Lupus-Like Glomerular Immune Complex Deposits in a Subset of Patients with Liver Cirrhosis – Histologic Features and Clinical Correlates

Session Information

Category: Glomerular

  • 1004 Clinical/Diagnostic Renal Pathology and Lab Medicine

Authors

  • Satoskar, Anjali A., Ohio State University Wexner Medical Center, Columbus, Ohio, United States
  • Hemminger, Jessica, Ohio State University Wexner Medical Center, Columbus, Ohio, United States
  • Arole, Vidya, Ohio State University Wexner Medical Center, Columbus, Ohio, United States
  • Ayoub, Isabelle, The Ohio State University Wexner Medical Center, Columbus, Ohio, United States
  • Nadasdy, Tibor, Ohio State University Wexner Medical Center, Columbus, Ohio, United States
Background

Glomerular IgA deposits have been previously reported in patients with liver cirrhosis as incidental findings, mainly in autopsy studies. We recently encountered patients with liver cirrhosis presenting with acute kidney injury and large lupus-like glomerular immune deposits.
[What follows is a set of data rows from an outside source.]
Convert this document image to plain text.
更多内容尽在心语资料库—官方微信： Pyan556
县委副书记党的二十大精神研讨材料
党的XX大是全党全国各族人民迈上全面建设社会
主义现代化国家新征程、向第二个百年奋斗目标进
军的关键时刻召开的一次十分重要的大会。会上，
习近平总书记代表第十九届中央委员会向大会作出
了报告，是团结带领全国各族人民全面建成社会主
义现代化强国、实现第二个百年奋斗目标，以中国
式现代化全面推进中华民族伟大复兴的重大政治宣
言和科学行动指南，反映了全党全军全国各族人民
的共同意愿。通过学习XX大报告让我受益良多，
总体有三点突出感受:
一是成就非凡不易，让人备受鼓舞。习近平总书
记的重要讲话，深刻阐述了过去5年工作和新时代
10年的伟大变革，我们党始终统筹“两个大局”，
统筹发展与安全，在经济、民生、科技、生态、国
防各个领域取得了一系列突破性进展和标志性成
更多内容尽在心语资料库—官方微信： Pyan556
None had systemic lupus erythematosus. Our aim was to systematically elucidate their clinical and biopsy features, and treatment outcomes.

Methods

We searched our kidney biopsy database over a 13-year period, from January 2004 to December 2016 for all native kidney biopsies from patients with cirrhosis.

Results

We found 118 kidney biopsies from cirrhotic patients, 76/118 had glomerular IgA staining. Nine of these 76 had large IgA, IgG and C3 containing glomerular immune complex deposits (Fig 1) and proliferative glomerulonephritis. Six of 9 patients had concomitant acute bacterial infection, prompting a biopsy diagnosis of infection-associated glomerulonephritis and treatment with antibiotics. In the remaining 3/9 patients, infectious workup was negative and were administered steroids. Overall clinical outcomes were poor among the 9 patients, but 2/6 patients treated with antibiotics (1 with liver transplant), and 1/ 3 patients on steroids recovered renal function.

Conclusion

These cases provide support to the theory that advanced liver failure can compromise the ability to clear circulating immune complexes, contributing to the build-up of large immune complex deposits in the kidney and concomitant bacterial infection probably provides a “second-hit” triggering acute glomerulonephritis in at least a subset of these patients. A trial of antibiotics is recommended and caution is advised before administering immunosuppressive treatment. Bacterial infection can be subtle and difficult to diagnose. However, both diagnosis and management of glomerulonephritis in these patients remains a challenge.